The Telco Top Five also had a decent week and year, with July’s lead cable-induced trough largely erased for AT&T and Verizon. Assuming that year-to-date gains do not fall apart in the last week of trading, this will be the best year for the Telco Top Five since 2020.

Two news items in the telecom industry of note. Crown Castle announced that it has begun a strategic review of their fiber business per this Light Reading report. For those of you who are unfamiliar with Crown’s purchases, the company provides a history of their fiber acquisitions here. As the article indicates, the amount of value to be unlocked is not much more than the total amount paid for the assets originally (Raymond James estimates a $15.2 billion value for $15 billion in total purchases).
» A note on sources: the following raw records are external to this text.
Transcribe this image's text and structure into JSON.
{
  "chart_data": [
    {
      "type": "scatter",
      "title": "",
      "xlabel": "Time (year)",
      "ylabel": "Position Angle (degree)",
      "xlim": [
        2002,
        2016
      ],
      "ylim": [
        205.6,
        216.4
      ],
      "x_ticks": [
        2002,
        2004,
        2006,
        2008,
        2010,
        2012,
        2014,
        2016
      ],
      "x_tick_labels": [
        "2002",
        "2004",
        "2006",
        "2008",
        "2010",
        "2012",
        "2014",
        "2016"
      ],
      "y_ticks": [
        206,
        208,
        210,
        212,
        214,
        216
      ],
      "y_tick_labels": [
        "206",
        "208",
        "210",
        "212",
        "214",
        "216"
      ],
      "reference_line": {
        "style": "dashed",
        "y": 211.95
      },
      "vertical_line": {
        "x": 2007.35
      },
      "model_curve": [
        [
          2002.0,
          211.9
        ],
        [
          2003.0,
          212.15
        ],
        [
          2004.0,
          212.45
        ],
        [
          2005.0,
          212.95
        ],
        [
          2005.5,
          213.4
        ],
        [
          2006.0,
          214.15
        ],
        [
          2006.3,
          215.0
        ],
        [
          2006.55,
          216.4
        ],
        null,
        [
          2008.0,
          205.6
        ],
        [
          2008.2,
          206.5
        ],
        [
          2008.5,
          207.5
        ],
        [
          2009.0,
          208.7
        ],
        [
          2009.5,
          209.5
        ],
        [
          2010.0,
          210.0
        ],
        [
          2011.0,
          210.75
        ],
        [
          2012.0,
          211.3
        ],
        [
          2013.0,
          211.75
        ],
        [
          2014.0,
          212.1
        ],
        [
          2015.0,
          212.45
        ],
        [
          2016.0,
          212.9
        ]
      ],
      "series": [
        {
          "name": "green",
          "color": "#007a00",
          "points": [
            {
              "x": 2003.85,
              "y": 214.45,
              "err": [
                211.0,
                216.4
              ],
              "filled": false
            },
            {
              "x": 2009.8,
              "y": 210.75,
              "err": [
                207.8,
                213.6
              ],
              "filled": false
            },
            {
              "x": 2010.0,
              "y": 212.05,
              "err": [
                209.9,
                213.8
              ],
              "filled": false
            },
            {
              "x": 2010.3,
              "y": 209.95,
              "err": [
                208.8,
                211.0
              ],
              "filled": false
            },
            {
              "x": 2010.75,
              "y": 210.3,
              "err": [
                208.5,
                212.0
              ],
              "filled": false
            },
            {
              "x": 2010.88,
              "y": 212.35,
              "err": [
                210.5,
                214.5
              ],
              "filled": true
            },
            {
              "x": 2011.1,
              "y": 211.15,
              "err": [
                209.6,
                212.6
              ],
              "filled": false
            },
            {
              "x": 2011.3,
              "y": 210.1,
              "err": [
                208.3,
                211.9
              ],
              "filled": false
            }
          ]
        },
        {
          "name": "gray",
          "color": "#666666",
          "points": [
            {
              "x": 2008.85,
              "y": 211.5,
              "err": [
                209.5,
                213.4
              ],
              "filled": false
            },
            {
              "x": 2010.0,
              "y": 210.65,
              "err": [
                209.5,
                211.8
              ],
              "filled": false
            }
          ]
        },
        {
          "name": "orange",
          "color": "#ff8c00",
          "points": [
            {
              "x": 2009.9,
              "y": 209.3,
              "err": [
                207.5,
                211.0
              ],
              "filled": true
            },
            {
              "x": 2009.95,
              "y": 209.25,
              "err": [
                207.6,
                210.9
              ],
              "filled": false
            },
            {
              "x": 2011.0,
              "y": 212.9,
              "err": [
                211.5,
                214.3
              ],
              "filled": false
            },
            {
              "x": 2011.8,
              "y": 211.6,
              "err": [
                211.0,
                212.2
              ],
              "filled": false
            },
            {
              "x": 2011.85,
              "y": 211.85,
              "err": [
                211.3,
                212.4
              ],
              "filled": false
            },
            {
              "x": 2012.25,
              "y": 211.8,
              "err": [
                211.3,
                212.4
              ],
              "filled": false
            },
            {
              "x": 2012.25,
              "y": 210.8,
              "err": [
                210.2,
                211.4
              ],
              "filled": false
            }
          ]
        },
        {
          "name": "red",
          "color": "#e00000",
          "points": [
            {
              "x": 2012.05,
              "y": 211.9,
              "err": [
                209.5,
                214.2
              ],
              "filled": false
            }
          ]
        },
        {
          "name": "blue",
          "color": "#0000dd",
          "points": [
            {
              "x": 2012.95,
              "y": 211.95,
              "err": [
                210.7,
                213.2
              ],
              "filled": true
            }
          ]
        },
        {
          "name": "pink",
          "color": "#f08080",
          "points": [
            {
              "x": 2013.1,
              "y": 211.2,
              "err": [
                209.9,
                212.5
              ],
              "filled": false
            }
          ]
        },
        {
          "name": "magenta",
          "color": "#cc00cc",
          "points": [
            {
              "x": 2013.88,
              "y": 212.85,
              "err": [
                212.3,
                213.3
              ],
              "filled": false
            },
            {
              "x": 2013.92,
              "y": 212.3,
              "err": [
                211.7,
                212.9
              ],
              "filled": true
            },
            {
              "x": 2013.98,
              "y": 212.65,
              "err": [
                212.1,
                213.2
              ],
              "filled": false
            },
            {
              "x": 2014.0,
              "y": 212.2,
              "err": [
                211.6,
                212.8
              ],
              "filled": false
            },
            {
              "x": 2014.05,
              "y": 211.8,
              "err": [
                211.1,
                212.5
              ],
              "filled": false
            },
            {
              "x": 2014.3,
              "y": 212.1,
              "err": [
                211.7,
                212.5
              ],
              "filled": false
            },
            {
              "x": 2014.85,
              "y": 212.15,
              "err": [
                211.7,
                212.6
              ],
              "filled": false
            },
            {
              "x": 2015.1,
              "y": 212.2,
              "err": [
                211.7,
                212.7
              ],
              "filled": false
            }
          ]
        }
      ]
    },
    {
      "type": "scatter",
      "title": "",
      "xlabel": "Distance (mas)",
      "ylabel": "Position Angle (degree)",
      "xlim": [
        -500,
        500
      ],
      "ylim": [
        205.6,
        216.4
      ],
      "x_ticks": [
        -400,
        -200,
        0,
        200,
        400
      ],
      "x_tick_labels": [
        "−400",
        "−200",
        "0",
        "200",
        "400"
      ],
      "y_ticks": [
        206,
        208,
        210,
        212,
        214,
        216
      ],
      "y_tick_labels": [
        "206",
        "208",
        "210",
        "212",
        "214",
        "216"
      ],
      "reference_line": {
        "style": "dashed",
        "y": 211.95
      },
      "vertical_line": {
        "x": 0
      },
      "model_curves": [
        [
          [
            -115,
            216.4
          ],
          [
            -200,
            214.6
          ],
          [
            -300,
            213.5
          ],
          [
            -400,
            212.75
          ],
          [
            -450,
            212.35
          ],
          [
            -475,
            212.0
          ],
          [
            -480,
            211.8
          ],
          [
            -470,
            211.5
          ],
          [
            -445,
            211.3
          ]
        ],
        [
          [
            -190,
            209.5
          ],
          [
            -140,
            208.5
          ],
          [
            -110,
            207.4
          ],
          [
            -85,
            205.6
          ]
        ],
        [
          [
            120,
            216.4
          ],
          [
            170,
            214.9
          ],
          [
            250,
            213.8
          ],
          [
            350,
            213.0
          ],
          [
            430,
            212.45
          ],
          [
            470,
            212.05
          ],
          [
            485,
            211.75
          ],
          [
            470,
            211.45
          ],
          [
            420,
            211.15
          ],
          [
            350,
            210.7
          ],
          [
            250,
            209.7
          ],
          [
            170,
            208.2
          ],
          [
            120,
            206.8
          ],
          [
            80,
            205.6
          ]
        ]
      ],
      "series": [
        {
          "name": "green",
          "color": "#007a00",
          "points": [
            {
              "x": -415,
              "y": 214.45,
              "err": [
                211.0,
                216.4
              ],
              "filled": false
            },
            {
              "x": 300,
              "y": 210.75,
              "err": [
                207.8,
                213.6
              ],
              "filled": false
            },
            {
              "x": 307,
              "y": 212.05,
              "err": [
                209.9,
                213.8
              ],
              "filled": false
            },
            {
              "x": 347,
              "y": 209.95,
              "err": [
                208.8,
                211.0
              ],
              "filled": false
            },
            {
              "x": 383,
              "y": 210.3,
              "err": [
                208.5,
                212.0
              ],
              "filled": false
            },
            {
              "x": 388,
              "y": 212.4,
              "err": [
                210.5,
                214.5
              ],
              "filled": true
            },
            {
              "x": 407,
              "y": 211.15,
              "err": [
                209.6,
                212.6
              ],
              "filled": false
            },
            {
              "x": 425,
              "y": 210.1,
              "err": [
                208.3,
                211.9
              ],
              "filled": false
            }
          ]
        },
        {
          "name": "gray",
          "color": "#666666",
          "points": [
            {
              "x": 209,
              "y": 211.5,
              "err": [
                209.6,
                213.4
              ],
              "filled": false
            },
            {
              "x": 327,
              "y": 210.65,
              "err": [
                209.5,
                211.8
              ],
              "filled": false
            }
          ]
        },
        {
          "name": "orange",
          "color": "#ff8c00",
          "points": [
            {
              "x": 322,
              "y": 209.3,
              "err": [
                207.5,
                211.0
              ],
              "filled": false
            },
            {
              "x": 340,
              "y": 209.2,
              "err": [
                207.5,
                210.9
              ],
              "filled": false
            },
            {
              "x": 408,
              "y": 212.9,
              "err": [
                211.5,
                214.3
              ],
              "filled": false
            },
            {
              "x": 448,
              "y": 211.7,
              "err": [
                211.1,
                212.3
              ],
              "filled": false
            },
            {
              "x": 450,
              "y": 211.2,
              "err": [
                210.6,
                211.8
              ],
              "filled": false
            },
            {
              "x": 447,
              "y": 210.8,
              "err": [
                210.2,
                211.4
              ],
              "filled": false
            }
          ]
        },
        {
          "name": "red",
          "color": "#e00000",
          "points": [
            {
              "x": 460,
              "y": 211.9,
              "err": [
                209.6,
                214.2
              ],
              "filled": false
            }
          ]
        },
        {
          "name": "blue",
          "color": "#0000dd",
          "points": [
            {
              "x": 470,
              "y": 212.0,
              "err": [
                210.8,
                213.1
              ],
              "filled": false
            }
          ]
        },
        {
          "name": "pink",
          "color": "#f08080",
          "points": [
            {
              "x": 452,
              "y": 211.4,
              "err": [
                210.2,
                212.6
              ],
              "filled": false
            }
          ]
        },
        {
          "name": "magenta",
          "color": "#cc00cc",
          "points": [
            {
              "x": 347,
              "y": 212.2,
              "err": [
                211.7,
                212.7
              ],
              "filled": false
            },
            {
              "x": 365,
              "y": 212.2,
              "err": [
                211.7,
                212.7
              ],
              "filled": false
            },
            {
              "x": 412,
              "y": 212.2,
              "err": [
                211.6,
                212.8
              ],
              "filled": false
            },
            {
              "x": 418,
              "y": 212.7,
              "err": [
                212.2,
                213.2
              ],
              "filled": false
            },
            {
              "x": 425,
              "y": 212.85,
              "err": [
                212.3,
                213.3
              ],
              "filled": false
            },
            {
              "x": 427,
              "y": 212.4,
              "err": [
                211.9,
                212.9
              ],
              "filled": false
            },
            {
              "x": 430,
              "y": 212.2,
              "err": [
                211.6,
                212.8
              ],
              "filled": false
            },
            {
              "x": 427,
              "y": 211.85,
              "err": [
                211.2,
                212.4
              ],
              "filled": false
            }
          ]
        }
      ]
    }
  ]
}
As we will discuss in detail next week, the best solution is likely an investment in the fiber unit (spinoff/ tracking stock) as opposed to an outright sale.

The second item that many are watching is the volume-adjusted weighted average of TMUS stock. With its recent rise into the mid-$150s range, it’s a question of whether it’ll be a 2023 or a 2024 event. With our calculations showing the current 45-day average of $149.06 (and the target no longer $150 but $149.35 adjusted for the dividend), it’s likely to be a 2023 event. Calculations available upon request (and if there are enough requests, I’ll update this post with the spreadsheet).